Eso me confundió así que me levanté un poco para poder observar mejor: el mono estaba como a medio kilómetro de distancia, las manos sobre la cabeza, la moto con las luces encendidas pero el motor en silencio. Entonces el gran gorila descargó un par de coléricos puñetazos en el asiento del vehículo y lo abrió con brusquedad para sacar algunas cosas que llevaba dentro de ese compartimiento. Apagó las luces de la moto, luego con linterna en mano y una mochila sobre los hombros continuó su camino a pie, revisando los alrededores con sus binoculares.

Vi toda la escena con mis pensamientos y mis deseos contradiciéndose enérgicamente.
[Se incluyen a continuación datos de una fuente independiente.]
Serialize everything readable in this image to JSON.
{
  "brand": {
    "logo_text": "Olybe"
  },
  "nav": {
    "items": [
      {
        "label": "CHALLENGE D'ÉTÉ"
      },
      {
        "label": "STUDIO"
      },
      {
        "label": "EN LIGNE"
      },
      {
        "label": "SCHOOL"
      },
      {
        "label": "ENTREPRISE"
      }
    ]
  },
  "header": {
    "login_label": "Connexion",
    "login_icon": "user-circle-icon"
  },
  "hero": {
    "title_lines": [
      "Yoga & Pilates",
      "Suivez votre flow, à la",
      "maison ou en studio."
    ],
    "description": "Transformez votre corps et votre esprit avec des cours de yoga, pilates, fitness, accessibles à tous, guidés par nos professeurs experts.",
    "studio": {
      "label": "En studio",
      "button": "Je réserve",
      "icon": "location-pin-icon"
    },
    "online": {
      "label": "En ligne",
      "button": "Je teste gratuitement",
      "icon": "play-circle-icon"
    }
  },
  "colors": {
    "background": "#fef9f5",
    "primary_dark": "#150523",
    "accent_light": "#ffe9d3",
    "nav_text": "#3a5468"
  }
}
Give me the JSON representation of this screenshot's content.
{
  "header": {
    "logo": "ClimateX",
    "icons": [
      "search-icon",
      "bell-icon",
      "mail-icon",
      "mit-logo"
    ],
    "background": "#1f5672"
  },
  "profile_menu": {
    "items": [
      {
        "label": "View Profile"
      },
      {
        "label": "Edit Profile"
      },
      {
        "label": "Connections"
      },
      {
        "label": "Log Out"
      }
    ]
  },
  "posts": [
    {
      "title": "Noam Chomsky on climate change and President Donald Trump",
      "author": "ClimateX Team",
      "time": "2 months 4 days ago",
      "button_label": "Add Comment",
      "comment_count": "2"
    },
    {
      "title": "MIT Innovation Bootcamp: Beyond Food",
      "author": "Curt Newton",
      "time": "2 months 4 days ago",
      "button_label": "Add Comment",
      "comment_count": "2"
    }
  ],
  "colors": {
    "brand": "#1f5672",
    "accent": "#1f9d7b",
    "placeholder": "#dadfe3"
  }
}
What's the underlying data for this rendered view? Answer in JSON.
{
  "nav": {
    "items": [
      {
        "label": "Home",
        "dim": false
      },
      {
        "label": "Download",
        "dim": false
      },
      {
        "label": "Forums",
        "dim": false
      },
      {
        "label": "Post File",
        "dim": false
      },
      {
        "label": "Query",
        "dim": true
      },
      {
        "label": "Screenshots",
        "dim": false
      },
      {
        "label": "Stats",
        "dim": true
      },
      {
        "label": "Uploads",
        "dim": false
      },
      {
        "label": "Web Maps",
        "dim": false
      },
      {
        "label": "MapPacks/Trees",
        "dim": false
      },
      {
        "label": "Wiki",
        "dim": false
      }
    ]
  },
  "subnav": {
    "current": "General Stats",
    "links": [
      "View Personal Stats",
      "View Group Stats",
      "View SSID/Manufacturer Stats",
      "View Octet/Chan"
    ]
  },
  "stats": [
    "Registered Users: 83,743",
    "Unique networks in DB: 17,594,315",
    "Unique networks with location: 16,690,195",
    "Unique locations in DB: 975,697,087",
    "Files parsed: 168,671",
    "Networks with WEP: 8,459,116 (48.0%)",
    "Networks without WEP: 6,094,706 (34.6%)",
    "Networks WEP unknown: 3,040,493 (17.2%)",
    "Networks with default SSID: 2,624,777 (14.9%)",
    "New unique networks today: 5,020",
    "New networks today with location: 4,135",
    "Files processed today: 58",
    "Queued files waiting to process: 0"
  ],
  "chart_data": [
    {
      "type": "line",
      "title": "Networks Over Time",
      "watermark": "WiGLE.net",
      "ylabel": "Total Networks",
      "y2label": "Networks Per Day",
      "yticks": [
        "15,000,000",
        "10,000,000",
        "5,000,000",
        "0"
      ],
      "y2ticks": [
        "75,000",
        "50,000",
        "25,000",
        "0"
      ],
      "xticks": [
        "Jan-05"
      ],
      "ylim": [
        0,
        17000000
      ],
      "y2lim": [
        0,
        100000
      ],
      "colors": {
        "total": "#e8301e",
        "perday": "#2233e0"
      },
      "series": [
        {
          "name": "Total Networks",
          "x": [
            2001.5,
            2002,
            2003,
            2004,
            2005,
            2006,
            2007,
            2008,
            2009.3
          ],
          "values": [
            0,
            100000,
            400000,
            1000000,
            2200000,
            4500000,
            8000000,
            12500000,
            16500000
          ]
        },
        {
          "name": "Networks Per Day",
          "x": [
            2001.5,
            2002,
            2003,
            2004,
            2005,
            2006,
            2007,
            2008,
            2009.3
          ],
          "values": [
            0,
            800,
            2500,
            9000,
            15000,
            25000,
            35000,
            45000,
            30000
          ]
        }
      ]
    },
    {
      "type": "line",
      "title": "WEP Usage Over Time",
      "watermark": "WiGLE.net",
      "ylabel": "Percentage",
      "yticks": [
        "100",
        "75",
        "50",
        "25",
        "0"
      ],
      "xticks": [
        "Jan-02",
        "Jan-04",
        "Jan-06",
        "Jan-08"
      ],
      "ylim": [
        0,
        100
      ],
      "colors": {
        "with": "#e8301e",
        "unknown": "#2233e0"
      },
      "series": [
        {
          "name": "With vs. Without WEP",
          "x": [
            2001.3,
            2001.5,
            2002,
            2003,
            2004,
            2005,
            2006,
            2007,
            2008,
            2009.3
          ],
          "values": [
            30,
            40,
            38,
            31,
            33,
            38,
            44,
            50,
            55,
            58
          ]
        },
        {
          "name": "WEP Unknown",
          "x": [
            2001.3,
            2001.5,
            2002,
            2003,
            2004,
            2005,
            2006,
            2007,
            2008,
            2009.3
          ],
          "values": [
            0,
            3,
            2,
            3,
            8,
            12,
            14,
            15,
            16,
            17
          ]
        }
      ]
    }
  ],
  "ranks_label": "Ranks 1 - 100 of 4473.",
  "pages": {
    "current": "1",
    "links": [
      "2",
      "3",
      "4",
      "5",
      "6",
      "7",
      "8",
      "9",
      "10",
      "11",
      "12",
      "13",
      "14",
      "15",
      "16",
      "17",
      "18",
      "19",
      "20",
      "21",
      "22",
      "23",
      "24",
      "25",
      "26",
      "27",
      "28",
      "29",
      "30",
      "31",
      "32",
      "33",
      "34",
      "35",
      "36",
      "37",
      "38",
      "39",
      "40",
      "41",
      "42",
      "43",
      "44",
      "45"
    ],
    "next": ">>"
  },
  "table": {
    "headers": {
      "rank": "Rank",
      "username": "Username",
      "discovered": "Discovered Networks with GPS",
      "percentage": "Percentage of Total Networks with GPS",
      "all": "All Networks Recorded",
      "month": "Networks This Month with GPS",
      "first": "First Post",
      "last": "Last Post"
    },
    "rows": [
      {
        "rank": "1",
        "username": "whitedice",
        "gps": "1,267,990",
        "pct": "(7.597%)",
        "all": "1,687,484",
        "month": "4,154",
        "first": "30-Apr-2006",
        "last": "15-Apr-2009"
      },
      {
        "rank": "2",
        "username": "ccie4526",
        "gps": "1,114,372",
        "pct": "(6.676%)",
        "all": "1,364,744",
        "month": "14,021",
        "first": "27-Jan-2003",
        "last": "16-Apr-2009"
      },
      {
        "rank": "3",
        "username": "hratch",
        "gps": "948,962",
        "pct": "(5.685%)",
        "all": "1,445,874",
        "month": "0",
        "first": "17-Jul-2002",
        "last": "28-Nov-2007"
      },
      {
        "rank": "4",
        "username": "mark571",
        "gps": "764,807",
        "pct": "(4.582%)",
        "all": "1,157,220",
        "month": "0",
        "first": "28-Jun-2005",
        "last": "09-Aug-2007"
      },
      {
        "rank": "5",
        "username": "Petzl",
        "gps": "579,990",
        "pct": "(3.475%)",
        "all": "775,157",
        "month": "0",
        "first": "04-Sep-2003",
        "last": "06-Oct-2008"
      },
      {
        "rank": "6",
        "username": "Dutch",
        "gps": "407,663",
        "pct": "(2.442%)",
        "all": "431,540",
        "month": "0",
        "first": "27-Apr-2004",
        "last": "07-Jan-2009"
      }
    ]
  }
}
Sentía el destino empujándome tras los pasos de aquel desconocido y a la vez mi miedo rogándome que me alejara. Entonces hice lo único que uno puede hacer en esos momentos de apremiante confusión: me dejé llevar.

Me puse de pie y sin intentar ocultarme más volví a donde había dejado mi patrulla, el sistema apenas funcionaba, estaba demasiado dañado. No pude comunicarme a La Catedral y no pude volver a ponerla en marcha. Me di por vencida y tal como lo había hecho el simio, yo también tomé las provisiones que llevaba bajo mi asiento.

Eran más de lo que podía cargar, insumos para sostener a tres personas durante 72 horas, así que cargue solo con aquello que soportaba y que consideraba más importante.

Con mi pesada carga, caminé hasta la tumba improvisada, coloqué unas flores amarillas sobre el bulto de tierra y sangre y luego avancé sobre las últimas marcas que el vehículo de Evan había dejado.